よく授業の終わり際になったら寝たフリを始めるだとか、お昼休みはすぐ自転車に乗って居なくなるだとか。
通学の時にはコートにマフラーにニット帽にと大袈裟に着込んでいて、しかも全部が揃って白で。それはもう、『シロクマさん』ってくらいの真っ白さだとか。
別に僕だって彼女と親しい訳じゃない。学校の用事以外でまともに話をしたこともないのだけれど。

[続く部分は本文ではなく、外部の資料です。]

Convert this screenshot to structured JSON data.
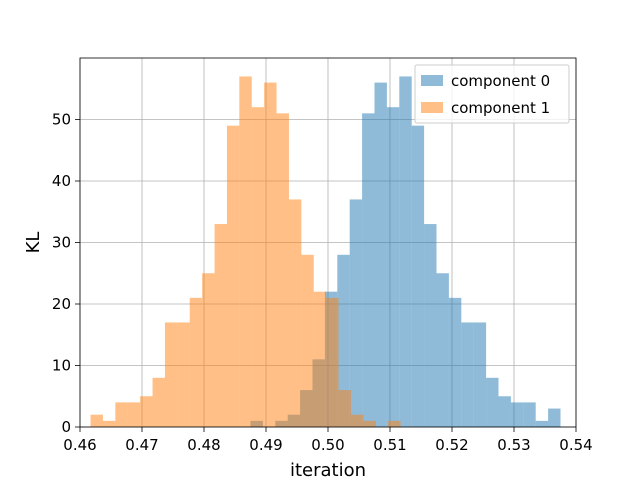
{
  "chart_data": {
    "type": "histogram",
    "title": "",
    "xlabel": "iteration",
    "ylabel": "KL",
    "xlim": [
      0.46,
      0.54
    ],
    "ylim": [
      0,
      60
    ],
    "xticks": [
      0.46,
      0.47,
      0.48,
      0.49,
      0.5,
      0.51,
      0.52,
      0.53,
      0.54
    ],
    "xtick_labels": [
      "0.46",
      "0.47",
      "0.48",
      "0.49",
      "0.50",
      "0.51",
      "0.52",
      "0.53",
      "0.54"
    ],
    "yticks": [
      0,
      10,
      20,
      30,
      40,
      50
    ],
    "ytick_labels": [
      "0",
      "10",
      "20",
      "30",
      "40",
      "50"
    ],
    "grid": true,
    "legend_position": "top-right",
    "series": [
      {
        "name": "component 0",
        "color": "#1f77b4",
        "opacity": 0.5,
        "bins": [
          [
            0.4875,
            0.4895,
            1
          ],
          [
            0.4895,
            0.4915,
            0
          ],
          [
            0.4915,
            0.4935,
            1
          ],
          [
            0.4935,
            0.4955,
            2
          ],
          [
            0.4955,
            0.4975,
            6
          ],
          [
            0.4975,
            0.4995,
            11
          ],
          [
            0.4995,
            0.5015,
            22
          ],
          [
            0.5015,
            0.5035,
            28
          ],
          [
            0.5035,
            0.5055,
            37
          ],
          [
            0.5055,
            0.5075,
            51
          ],
          [
            0.5075,
            0.5095,
            56
          ],
          [
            0.5095,
            0.5115,
            52
          ],
          [
            0.5115,
            0.5135,
            57
          ],
          [
            0.5135,
            0.5155,
            49
          ],
          [
            0.5155,
            0.5175,
            33
          ],
          [
            0.5175,
            0.5195,
            25
          ],
          [
            0.5195,
            0.5215,
            21
          ],
          [
            0.5215,
            0.5235,
            17
          ],
          [
            0.5235,
            0.5255,
            17
          ],
          [
            0.5255,
            0.5275,
            8
          ],
          [
            0.5275,
            0.5295,
            5
          ],
          [
            0.5295,
            0.5315,
            4
          ],
          [
            0.5315,
            0.5335,
            4
          ],
          [
            0.5335,
            0.5355,
            1
          ],
          [
            0.5355,
            0.5375,
            3
          ]
        ]
      },
      {
        "name": "component 1",
        "color": "#ff7f0e",
        "opacity": 0.5,
        "bins": [
          [
            0.4617,
            0.4637,
            2
          ],
          [
            0.4637,
            0.4657,
            1
          ],
          [
            0.4657,
            0.4677,
            4
          ],
          [
            0.4677,
            0.4697,
            4
          ],
          [
            0.4697,
            0.4717,
            5
          ],
          [
            0.4717,
            0.4737,
            8
          ],
          [
            0.4737,
            0.4757,
            17
          ],
          [
            0.4757,
            0.4777,
            17
          ],
          [
            0.4777,
            0.4797,
            21
          ],
          [
            0.4797,
            0.4817,
            25
          ],
          [
            0.4817,
            0.4837,
            33
          ],
          [
            0.4837,
            0.4857,
            49
          ],
          [
            0.4857,
            0.4877,
            57
          ],
          [
            0.4877,
            0.4897,
            52
          ],
          [
            0.4897,
            0.4917,
            56
          ],
          [
            0.4917,
            0.4937,
            51
          ],
          [
            0.4937,
            0.4957,
            37
          ],
          [
            0.4957,
            0.4977,
            28
          ],
          [
            0.4977,
            0.4997,
            22
          ],
          [
            0.4997,
            0.5017,
            21
          ],
          [
            0.5017,
            0.5037,
            6
          ],
          [
            0.5037,
            0.5057,
            2
          ],
          [
            0.5057,
            0.5077,
            1
          ],
          [
            0.5077,
            0.5097,
            0
          ],
          [
            0.5097,
            0.5117,
            1
          ]
        ]
      }
    ]
  }
}
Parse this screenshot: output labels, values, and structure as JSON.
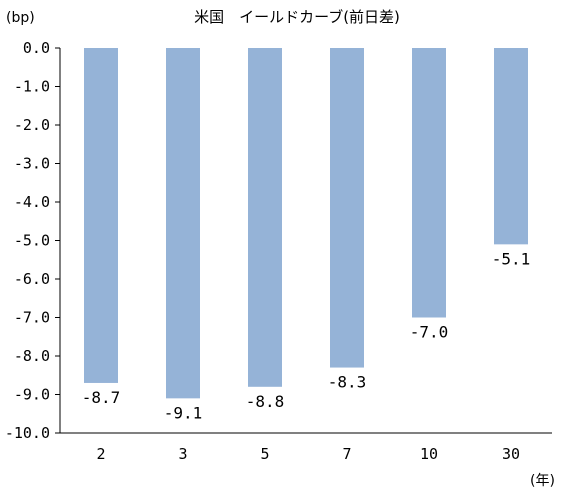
{
  "chart_data": {
    "type": "bar",
    "title": "米国　イールドカーブ(前日差)",
    "y_unit": "(bp)",
    "x_unit": "(年)",
    "categories": [
      "2",
      "3",
      "5",
      "7",
      "10",
      "30"
    ],
    "values": [
      -8.7,
      -9.1,
      -8.8,
      -8.3,
      -7.0,
      -5.1
    ],
    "data_labels": [
      "-8.7",
      "-9.1",
      "-8.8",
      "-8.3",
      "-7.0",
      "-5.1"
    ],
    "ylim": [
      -10.0,
      0.0
    ],
    "y_ticks": [
      "0.0",
      "-1.0",
      "-2.0",
      "-3.0",
      "-4.0",
      "-5.0",
      "-6.0",
      "-7.0",
      "-8.0",
      "-9.0",
      "-10.0"
    ],
    "grid": false,
    "legend": "none",
    "bar_color": "#95b3d7"
  }
}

僕が件の学級委員で、だからその『用事』で彼女と話すことは、それなりで。親近感というか、気にかかっていたせいだろうか。
きっかけがあれば、仲良くなれそうな気がしていた。
そして、何より。
そのアプリで拡散する下らない用事で僕が彼女の自宅に通話をかけた時。出るのは、決まってシロクマさん自身だった。
普段なら、僕が習慣にしているテレビ番組の合間だから、夜八時の少し前。
それは、ちょうどスーパーのレジで出会した頃のことだった。